Who are you ?
The question first hit me on a summer morning when I was six (yes I remember this so well !). I remember waking up in our very first house—the one that still holds all the good memories—and wandering into the bathroom. I saw myself in the mirror and just… stopped. It wasn’t about liking or disliking what I saw; it was a sudden, overwhelming sense of sheer randomness.

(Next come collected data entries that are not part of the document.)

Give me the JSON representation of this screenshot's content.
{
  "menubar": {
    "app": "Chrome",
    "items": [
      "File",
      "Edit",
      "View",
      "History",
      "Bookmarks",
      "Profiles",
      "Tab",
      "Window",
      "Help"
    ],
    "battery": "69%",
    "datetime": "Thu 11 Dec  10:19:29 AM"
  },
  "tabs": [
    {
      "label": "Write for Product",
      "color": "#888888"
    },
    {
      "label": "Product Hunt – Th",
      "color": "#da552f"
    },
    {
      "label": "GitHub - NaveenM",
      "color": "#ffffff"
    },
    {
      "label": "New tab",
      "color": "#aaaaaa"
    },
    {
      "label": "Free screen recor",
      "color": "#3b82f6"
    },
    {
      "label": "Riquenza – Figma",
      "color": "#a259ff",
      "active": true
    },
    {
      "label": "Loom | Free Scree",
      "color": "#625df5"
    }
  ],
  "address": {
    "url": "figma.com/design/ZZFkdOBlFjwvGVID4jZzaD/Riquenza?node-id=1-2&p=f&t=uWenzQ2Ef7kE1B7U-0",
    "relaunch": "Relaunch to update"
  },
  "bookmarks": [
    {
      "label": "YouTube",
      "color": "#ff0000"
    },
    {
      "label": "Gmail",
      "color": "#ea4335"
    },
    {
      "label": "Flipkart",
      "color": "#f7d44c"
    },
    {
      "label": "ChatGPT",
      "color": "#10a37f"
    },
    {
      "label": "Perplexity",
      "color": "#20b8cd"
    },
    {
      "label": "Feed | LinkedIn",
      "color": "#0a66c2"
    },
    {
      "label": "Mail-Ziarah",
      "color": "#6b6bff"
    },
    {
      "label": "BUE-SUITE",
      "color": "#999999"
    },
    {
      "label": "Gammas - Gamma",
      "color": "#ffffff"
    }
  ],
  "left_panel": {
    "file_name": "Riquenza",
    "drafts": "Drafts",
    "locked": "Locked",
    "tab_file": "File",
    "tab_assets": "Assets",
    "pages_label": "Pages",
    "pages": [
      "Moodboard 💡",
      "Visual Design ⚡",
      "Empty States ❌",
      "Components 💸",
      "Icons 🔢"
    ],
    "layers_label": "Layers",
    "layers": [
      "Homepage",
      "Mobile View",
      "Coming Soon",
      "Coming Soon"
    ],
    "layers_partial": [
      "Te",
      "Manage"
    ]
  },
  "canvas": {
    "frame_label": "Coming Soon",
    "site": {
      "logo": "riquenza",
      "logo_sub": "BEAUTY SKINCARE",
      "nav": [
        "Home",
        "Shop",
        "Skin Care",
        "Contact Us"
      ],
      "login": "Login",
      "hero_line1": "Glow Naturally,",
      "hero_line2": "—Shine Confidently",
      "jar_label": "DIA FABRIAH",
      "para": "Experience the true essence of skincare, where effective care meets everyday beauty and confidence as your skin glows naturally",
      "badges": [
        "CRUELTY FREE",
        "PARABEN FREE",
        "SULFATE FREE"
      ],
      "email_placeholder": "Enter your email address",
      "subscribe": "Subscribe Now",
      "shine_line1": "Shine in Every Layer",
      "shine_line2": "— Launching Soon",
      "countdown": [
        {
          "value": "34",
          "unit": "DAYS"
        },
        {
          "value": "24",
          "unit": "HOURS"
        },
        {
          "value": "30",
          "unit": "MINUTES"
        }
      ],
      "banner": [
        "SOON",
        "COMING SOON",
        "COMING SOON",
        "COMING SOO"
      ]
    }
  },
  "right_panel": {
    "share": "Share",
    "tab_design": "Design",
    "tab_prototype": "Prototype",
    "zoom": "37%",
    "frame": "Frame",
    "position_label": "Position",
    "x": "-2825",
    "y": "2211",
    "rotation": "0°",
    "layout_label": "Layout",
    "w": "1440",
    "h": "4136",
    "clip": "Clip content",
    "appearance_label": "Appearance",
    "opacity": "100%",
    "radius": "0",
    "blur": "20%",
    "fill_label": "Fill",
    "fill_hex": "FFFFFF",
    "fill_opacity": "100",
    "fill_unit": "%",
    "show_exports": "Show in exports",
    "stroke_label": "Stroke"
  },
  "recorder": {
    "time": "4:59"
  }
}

Why me? Why this specific face staring back? What were the odds I wasn’t born in another country, with entirely different DNA, looking nothing like this? What if I had different parents, went to a different school, and knew a completely different set of people? Why this particular life, right now? We didn’t have a computer or internet back then, so my childish curiosity went unanswered. But honestly, I don’t think a search engine would have helped. This question became a quiet torment for years. The more I wrestled with “Why me?”, the more a deeper, more fundamental question surfaced, teaming up with the first to battle my mind. My parents, bless them, would tell me to stop thinking about questions that even philosophers couldn’t answer. That second question was, of course: “Who am I?”
If I didn’t know who I was in the first place, how could I possibly understand why I was? I couldn’t answer either, so eventually, I let it go and focused more on watching cartoons and studying. But here I am, 18 years later. I still don’t have the answer, but I’m no longer letting the question go. Instead, I’m writing down everything I’ve searched for, discovered, and read. I’ve come to believe that you can’t truly be successful or do great things without a clear sense of who you are—your limits, your strengths, what you love, and what you can’t stand. No one can know themselves 100%, of course. The journey of self-discovery is about chipping away at the iceberg, understanding what we can, and being okay with the vast, hidden parts that our subconscious holds onto.
In a way, this post is for me more than anyone. It’s an attempt to take a universe of messy thoughts and lay them out, to find some clarity in the chaos. We’ll start with some core philosophical and psychological concepts, play with a few thought experiments, explore diverse perspectives from history’s great thinkers, pull some insights from modern psychology, and end with some practical, reflective angles to help you on your own journey. Let’s begin.
One of the things I love most about philosophy is that a single question can have a dozen different answers. They can be contradictory, complementary, or just plain strange, but they are almost always well-argued. This is certainly the case with our question. Philosophers have been wrestling with it for centuries, and one of the core issues they’ve tackled is what they call the diachronic identity—a fancy term for a simple, yet profound, puzzle: What makes you the same person over time?
My six-year-old self was physically and mentally a world away from the person I am now, yet I have no doubt that he was me. So, what connects us? Broadly, the answers to this puzzle fall into two major camps.
You are your body
The first is the physical approach, sometimes called animalism. It argues that, at your core, you are a biological organism. Your identity is grounded in the continuous, uninterrupted existence of your body, and more specifically, your brain. The logic is intuitive: you could lose an arm and still be you, but if a disease like Alzheimer’s were to erase your mental life, many would argue that the “you” they knew is gone. From this perspective, your identity is tied to the living, functioning organism. Some even take it a step further, suggesting our fundamental self is encoded in our unique DNA, though most philosophers see that as more of a blueprint than the finished building.
You are your mind
On the complete opposite side of the ring is the psychological approach. This view argues that what matters isn’t the continuity of your body, but the continuity of your mental life. It’s not the physical brain that makes you you, but the stream of consciousness it produces. You are the same person you were years ago because you share a conscious link to that person’s experiences through memory.
The classic champion of this idea is the philosopher John Locke. He famously proposed a thought experiment: if the consciousness of a prince were transferred into the body of a cobbler, the resulting person would still be the prince, because they would have the prince’s memories and experiences. For Locke, your mind—that abstract collection of memories and awareness—is more fundamental to your identity than the body it happens to inhabit. This can remind us of one famous law principle, the reason you can be held accountable for an action committed years ago is that we assume a continuous chain of consciousness links you to the person who performed it. In the eyes of the law, you are one and the same.
What psychology says on this
While philosophy wrestles with what makes you the same person over time, psychology offers a brilliant model for how we experience the self in the present moment. William James distinguished between two aspects of the self:
- The “Me” is the self as an object—everything you can observe and describe about yourself. It’s your physical body, your clothes, your home, and your possessions. It’s also how your friends and family perceive you, the different social roles you play.
- The “I” is the self as the subject. It’s the more mysterious part: the pure ego, the thinker, the observer. It’s the part of you that is aware of the “Me.” It’s the “I” that is writing this post, and it’s the “I” in you that is reading it. When you look in the mirror, the “I” is the one doing the seeing.